Montezemolo: «Contratti, nessun rinvio»

09/11/2007
    venerdì 9 novembre 2007

      Pagina 27 – Economia

        VERTICE IMPRESE-SINDACATI IL 19 O IL 20 NOVEMBRE

          “Contratti, nessun rinvio”

            Calearo: «Per primi abbiamo segnalato la questione salari
            Ora risolviamola»

              PAOLO BARONI

              ROMA
              Subito l’incontro coi sindacati. Il presidente di Confindustria Luca Cordero di Montezemolo interviene al direttivo straordinario di Federmeccanica e rilancia. La riforma degli assetti contrattuali «è urgente», spiega. «Il confronto di merito deve partire subito: sarebbe inspiegabile qualsiasi ulteriore rinvio». Questione di giorni e viale dell’Astronomia diramerà l’invito alle confederazioni. Data indicativa del vertice il 19-20 novembre. «Dobbiamo rendere più moderne le relazioni industriali e questo è responsabilità e prerogativa delle parti sociali» sostiene il presidente di Confindustria in perfetta sintonia col vice Alberto Bombassei, che condivide «al 100%» le parole del presidente.

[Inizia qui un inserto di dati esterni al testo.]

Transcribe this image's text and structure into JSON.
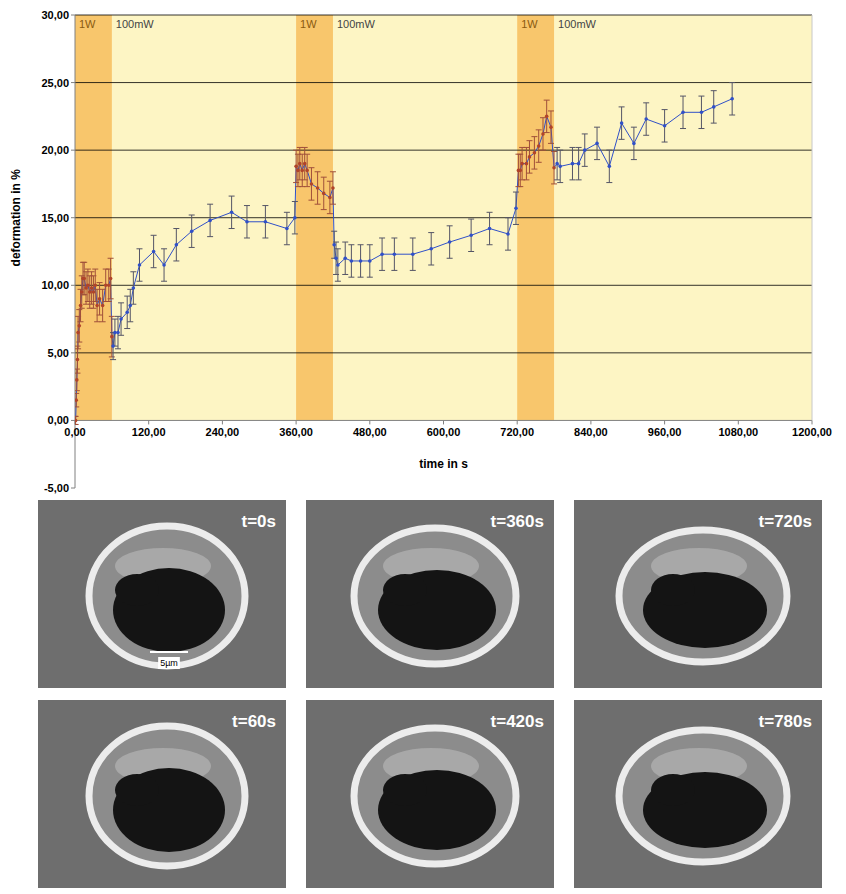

              Nei giorni scorsi anche Cisl e Uil si sono espresso in maniera netta, solo la Cgil ha detto di preferire la mediazione del governo. Ipotesi che però è già stata respinta sia da Bonanni che Angeletti, e anche Montezemolo ieri ha ribadito che «l’intervento del governo può essere utile in una seconda fase, in particolare su aspetti importanti ad esempio in materia fiscale». Commenta il presidente di Federmeccanica Massimo Calearo: «Che gli accordi del luglio `93 siano ormai superati e vadano profondamente rivisti è palese a tutti soprattutto a chi come noi vive di concorrenza e di mercati. E mi fa piacere vedere che su questo argomento la parte più moderna del sindacato abbia accolto il nostro appello a sedersi attorno ad un tavolo per discuterne. La proposta della Cgil? E’ solo un modo per non affrontare una discussione seria».

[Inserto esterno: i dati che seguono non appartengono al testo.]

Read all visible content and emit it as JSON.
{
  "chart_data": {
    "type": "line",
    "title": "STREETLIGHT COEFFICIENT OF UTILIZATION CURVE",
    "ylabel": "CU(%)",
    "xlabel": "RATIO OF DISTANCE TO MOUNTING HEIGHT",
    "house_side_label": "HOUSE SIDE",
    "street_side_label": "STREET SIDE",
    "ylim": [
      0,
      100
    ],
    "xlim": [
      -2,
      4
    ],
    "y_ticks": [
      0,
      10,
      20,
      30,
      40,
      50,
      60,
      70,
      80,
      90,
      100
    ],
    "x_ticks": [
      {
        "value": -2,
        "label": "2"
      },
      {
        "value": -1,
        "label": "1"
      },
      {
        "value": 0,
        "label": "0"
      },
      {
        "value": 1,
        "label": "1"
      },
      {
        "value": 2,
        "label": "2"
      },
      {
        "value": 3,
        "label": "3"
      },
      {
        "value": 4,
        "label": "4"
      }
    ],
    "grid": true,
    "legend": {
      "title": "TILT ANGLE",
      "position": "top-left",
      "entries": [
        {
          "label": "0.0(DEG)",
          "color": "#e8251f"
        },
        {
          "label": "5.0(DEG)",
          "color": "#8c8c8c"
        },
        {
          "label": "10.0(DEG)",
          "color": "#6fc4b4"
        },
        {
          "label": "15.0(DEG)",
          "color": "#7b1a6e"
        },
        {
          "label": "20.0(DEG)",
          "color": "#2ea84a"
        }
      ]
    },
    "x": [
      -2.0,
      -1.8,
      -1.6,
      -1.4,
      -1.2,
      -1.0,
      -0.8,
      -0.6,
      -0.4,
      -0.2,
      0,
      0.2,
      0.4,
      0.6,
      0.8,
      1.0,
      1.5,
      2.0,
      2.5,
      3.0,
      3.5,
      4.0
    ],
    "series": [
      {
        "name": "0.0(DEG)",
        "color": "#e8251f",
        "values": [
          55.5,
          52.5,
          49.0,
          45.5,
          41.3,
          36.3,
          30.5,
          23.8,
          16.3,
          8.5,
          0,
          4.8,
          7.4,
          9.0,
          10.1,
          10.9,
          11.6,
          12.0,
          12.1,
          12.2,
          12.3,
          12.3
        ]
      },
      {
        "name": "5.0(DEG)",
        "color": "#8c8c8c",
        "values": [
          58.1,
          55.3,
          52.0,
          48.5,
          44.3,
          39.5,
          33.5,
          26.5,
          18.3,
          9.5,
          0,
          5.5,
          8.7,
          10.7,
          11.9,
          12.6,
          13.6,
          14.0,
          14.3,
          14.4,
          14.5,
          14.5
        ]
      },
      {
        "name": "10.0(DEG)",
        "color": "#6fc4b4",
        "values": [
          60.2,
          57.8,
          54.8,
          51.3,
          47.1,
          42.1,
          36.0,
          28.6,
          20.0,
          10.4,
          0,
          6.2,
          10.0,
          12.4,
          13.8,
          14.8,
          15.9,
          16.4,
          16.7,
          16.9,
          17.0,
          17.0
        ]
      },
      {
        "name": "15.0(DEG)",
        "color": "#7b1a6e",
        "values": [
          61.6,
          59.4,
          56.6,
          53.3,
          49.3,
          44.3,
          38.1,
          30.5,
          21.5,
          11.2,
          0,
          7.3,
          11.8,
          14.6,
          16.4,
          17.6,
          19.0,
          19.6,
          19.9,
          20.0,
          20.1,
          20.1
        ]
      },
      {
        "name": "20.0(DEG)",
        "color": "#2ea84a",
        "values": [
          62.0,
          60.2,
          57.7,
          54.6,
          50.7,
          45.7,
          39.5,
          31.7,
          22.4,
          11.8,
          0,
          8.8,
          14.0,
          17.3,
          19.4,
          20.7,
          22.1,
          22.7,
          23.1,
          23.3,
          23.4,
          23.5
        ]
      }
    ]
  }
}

              Cosa vuole Confindustria è chiaro: «Dobbiamo innovare la contrattazione introducendo strumenti più moderni per pagare meglio i lavoratori che contribuiscono ai risultati delle imprese, e vogliamo poter pagare di più chi si impegna di più» ha spiegato ieri Montezemolo agli imprenditori meccanici alle prese, in questi giorni, con un nuovo round di trattative sul contratto di categoria. Poi, per stroncare sul nascere eventuali sospetti, ha messo in chiaro che «il ruolo del contratto nazionale deve continuare a essere centrale» e anzi «andrebbe valorizzato come rete di protezione per quei lavoratori che possono contare solo su quel livello». In parallelo «sappiamo che è sempre più in sede aziendale che si può tenere conto dei risultati e della specificità del mercato». Sul tema dei bassi salari, il presidente di Confindustria ha sottolineato che «se le retribuzioni italiane sono inferiori a quelle francesi, tedesche e inglesi è perché anche la produttività italiana è minore». Le imprese industriali, dati alla mano, hanno fatto la loro parte condividendo coi lavoratori i risultati: nell’industria metalmeccanica tra il 2000 e il 2006 le retribuzioni sono aumentate del 21,6% a fronte di una crescita del costo della vita del 14%.

              «Noi consideriamo fondamentale il ruolo dei nostri collaboratori – ha insistito – e siamo stati i primi a segnalare il problema di salari oggettivamente bassi rispetto al costo che sopportano le aziende». E soprattutto è «abissale» la differenza tra quanto un lavoratore costa alle aziende e quanto percepisce di salario netto per effetto di tasse e contributi troppo alti. Quindi Montezemolo è tornato a parlare dell’anticipo di 30 euro riconosciuto dalla Fiat a tutti i dipendenti. «Non va interpretato nè come un atto ostile nei confronti dei sindacati nè come una rottura del fronte imprenditoriale nel rinnovo del contratto dei metalmeccanici – ha spiegato – È stato un atto di attenzione nei confronti dei lavoratori, coerente con il nostro impegno di rendere più moderne le relazioni industriali».

              Sempre ieri, ma da Bruxelles, Confindustria e altre 16 organizzazioni hanno lanciato l’allarme sulle possibili modifiche alle norme antidumping al vaglio dello Ue. «Il rischio – spiega Andrea Moltrasio, vicepresidente Confindustria con delega per l’Europa – è a che a fronte di modifiche unilaterali si esponga l’industria europea a ulteriori perdite di competitività».